In einem Artikel in Bildung real 2-2002 - der Verbandszeitschrift des Realschullehrerverbandes - formuliert Heribert Brabeck, Referatsleiter im Ministerium für Schule und Weiterbildung NRW, anläßlich eines Schreibens der Bezirksregierung Arnsberg vom Dezember 2001, in dem - gerade weil der zehn Jahre alte Runderlass des MSWF NRW vom 19. Juli 1991 (der sogenannte Legasthenie-Erlass) und eine entsprechende Rundverfügung der Bezirksregierung vom 28. Juni 1999 von den Schulen nicht beachtet wird - auf die Aufgabe der Schule, Schwierigkeiten der Schüler/innen zu erkennen und darauf gemäß Nr, 2 - 4 des Runderlasses zu reagieren, hingewiesen und darüber hinaus verfügt wird, dass der Runderlass bei Vorliegen der Rechenschwäche (Dyskalkulie) sinngemäß anzuwenden ist, 11 Grundsätze für den schulische Umgang mit rechenschwachen Schülern und er spricht sich zugleich dafür aus, von den übrigen Bezirkregierungen gleiches zu fordern. Bei Dyskalkulie (Rechenschwäche) den Runderlass zur LRS sinngemäß anwenden (Dieser Link ist zur Zeit nicht erreichbar.)
Tipp:
Wenn Sie
im Gespräch mit der LehrerIn bzw Schulleitung nicht so recht weiterkommen,
aber Förderung für und Rücksichtnahme auf Ihr Kind erreichen
möchten, rufen Sie in Ihrem zuständigen Ministerium an (Bildungs-,
Schul-, Kultusministerium) und lassen Sie sich mit einem der zuständigen ReferatsleiterInnen
verbinden (z.B. Referat Eigenverantwortliche Schule, Referat Individuelle Förderung, Referat Grundschule).

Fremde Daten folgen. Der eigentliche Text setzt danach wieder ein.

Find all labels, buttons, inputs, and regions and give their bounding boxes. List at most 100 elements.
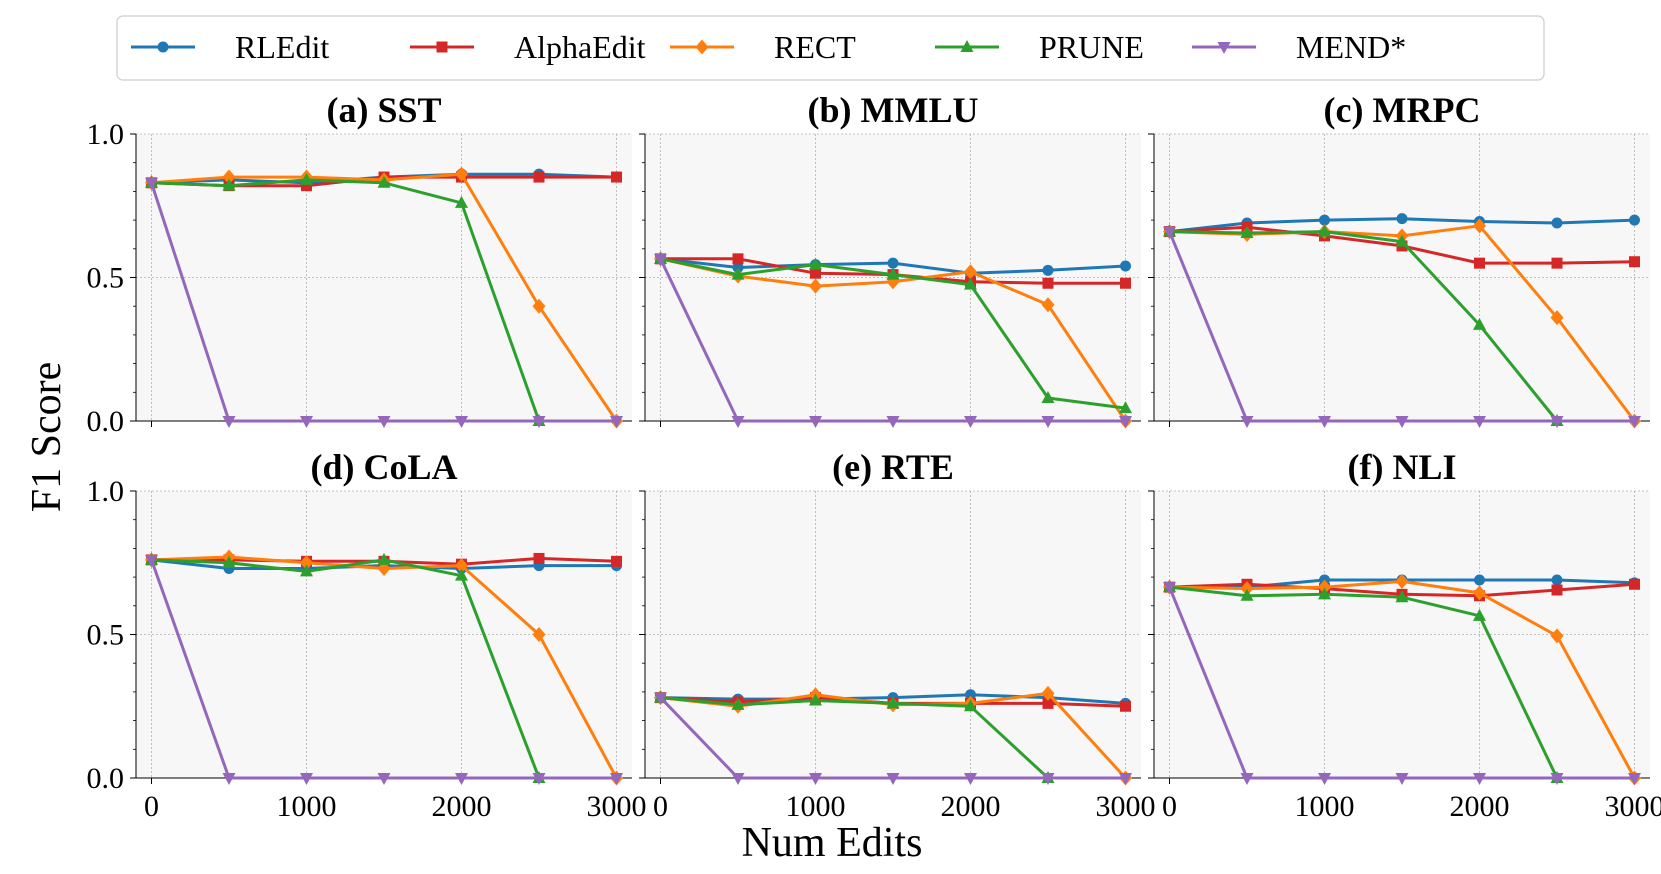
data-point xyxy=(1041,773,1055,785)
data-point xyxy=(1629,214,1640,226)
series-mend xyxy=(1163,582,1641,785)
data-point xyxy=(1120,260,1131,272)
data-point xyxy=(1318,773,1331,785)
data-point xyxy=(886,773,900,785)
data-point xyxy=(1474,257,1485,269)
data-point xyxy=(1395,416,1409,428)
data-point xyxy=(964,264,977,280)
subplot-title: (b) MMLU xyxy=(808,90,979,130)
series-mend xyxy=(654,253,1132,428)
subplot-grid: 0.0 0.5 1.0 (a) SST (b) MMLU (c) MRPC 0.0 0.5 1.… xyxy=(87,90,1661,823)
data-point xyxy=(886,416,900,428)
x-tick-label: 1000 xyxy=(1295,790,1355,823)
data-point xyxy=(455,166,468,182)
x-tick-label: 3000 xyxy=(587,790,647,823)
series-prune xyxy=(145,172,546,426)
subplot-e-rte: 0 1000 2000 3000 (e) RTE xyxy=(639,447,1156,823)
data-point xyxy=(1628,773,1641,785)
x-axis-label: Num Edits xyxy=(742,820,923,866)
data-point xyxy=(1550,628,1564,644)
x-tick-label: 2000 xyxy=(941,790,1001,823)
legend-label: AlphaEdit xyxy=(514,29,646,65)
data-point xyxy=(964,773,977,785)
data-point xyxy=(1473,773,1486,785)
data-point xyxy=(222,773,236,785)
data-point xyxy=(533,552,545,564)
data-point xyxy=(222,169,236,185)
series-mend xyxy=(145,554,623,785)
data-point xyxy=(1163,582,1176,595)
data-point xyxy=(964,699,977,712)
data-point xyxy=(1473,416,1486,428)
data-point xyxy=(1042,264,1054,276)
data-point xyxy=(1628,416,1641,428)
data-point xyxy=(809,257,822,270)
subplot-title: (e) RTE xyxy=(832,447,954,487)
data-point xyxy=(1042,697,1054,709)
y-tick-label: 1.0 xyxy=(87,475,125,508)
x-tick-label: 1000 xyxy=(786,790,846,823)
data-point xyxy=(1318,579,1331,595)
data-point xyxy=(532,773,546,785)
data-point xyxy=(1473,608,1486,621)
data-point xyxy=(301,180,312,192)
data-point xyxy=(731,267,745,280)
data-point xyxy=(1240,773,1254,785)
data-point xyxy=(654,253,667,266)
data-point xyxy=(809,278,822,294)
x-tick-label: 0 xyxy=(144,790,159,823)
series-prune xyxy=(1163,224,1564,426)
series-mend xyxy=(654,692,1132,785)
y-tick-label: 0.5 xyxy=(87,262,125,295)
data-point xyxy=(300,555,313,571)
data-point xyxy=(1041,416,1055,428)
data-point xyxy=(654,692,667,705)
data-point xyxy=(1119,773,1132,785)
data-point xyxy=(377,416,391,428)
data-point xyxy=(1396,213,1408,225)
data-point xyxy=(809,773,822,785)
subplot-c-mrpc: (c) MRPC xyxy=(1148,90,1650,429)
data-point xyxy=(145,177,158,190)
data-point xyxy=(1473,585,1486,601)
data-point xyxy=(1318,224,1331,237)
legend-item-rledit: RLEdit xyxy=(131,29,329,65)
data-point xyxy=(1551,257,1563,269)
series-line xyxy=(660,696,1050,780)
data-point xyxy=(965,689,976,701)
y-tick-label: 1.0 xyxy=(87,118,125,151)
data-point xyxy=(377,175,391,188)
data-point xyxy=(455,416,468,428)
series-mend xyxy=(1163,226,1641,428)
data-point xyxy=(886,696,900,709)
x-tick-label: 2000 xyxy=(432,790,492,823)
legend-frame xyxy=(116,15,1545,81)
data-point xyxy=(1240,226,1254,239)
data-point xyxy=(1395,590,1409,603)
data-point xyxy=(1473,218,1486,234)
data-point xyxy=(731,773,745,785)
data-point xyxy=(809,416,822,428)
data-point xyxy=(1395,234,1409,247)
data-point xyxy=(1119,416,1132,428)
data-point xyxy=(1041,391,1055,404)
data-point xyxy=(1629,256,1640,268)
y-tick-label: 0.0 xyxy=(87,405,125,438)
legend-marker xyxy=(157,41,169,53)
data-point xyxy=(964,277,977,290)
data-point xyxy=(731,416,745,428)
legend: RLEdit AlphaEdit RECT PRUNE MEND* xyxy=(116,15,1545,81)
data-point xyxy=(532,627,546,642)
data-point xyxy=(886,267,900,280)
subplot-title: (f) NLI xyxy=(1348,447,1457,487)
data-point xyxy=(455,558,468,574)
y-tick-label: 0.0 xyxy=(87,762,125,795)
series-line xyxy=(1169,585,1559,779)
data-point xyxy=(610,416,623,428)
data-point xyxy=(887,257,899,269)
legend-item-mend: MEND* xyxy=(1192,29,1406,65)
data-point xyxy=(611,171,622,183)
series-line xyxy=(151,178,541,422)
data-point xyxy=(1120,277,1131,289)
data-point xyxy=(455,568,468,581)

Telefonnummern zuständiger Ansprechpartner finden Sie auf den Orgaplan-Webseiten
der zuständigen Abteilungen des Ministeriums für Schule und
Weiterbildung des Landes Nordrhein-Westfalen in Düsseldorf bzw. im Organisationsplan (Vorwahl 0211):
Abteilung
3: Grundsatzangelegenheiten des Bildungswesens (Aufgabenplanung, Bildungsdialog,
Unterrichtsversorgung, Modellversuche etc.)
Abteilung
4: Lehreraus- und fortbildung, Individuelle Förderung, Internationales (Gruppe 41: Individuelle Förderung,
Hochbegabte, Fortbildung, Internationales)
Abteilung
5: Allgemeinbildende Schulen, Förderschulen (Gemeinsamer Unterricht,
Förder-, Grund-, Haupt-, Real-, Gesamtschulen und Gymnasien)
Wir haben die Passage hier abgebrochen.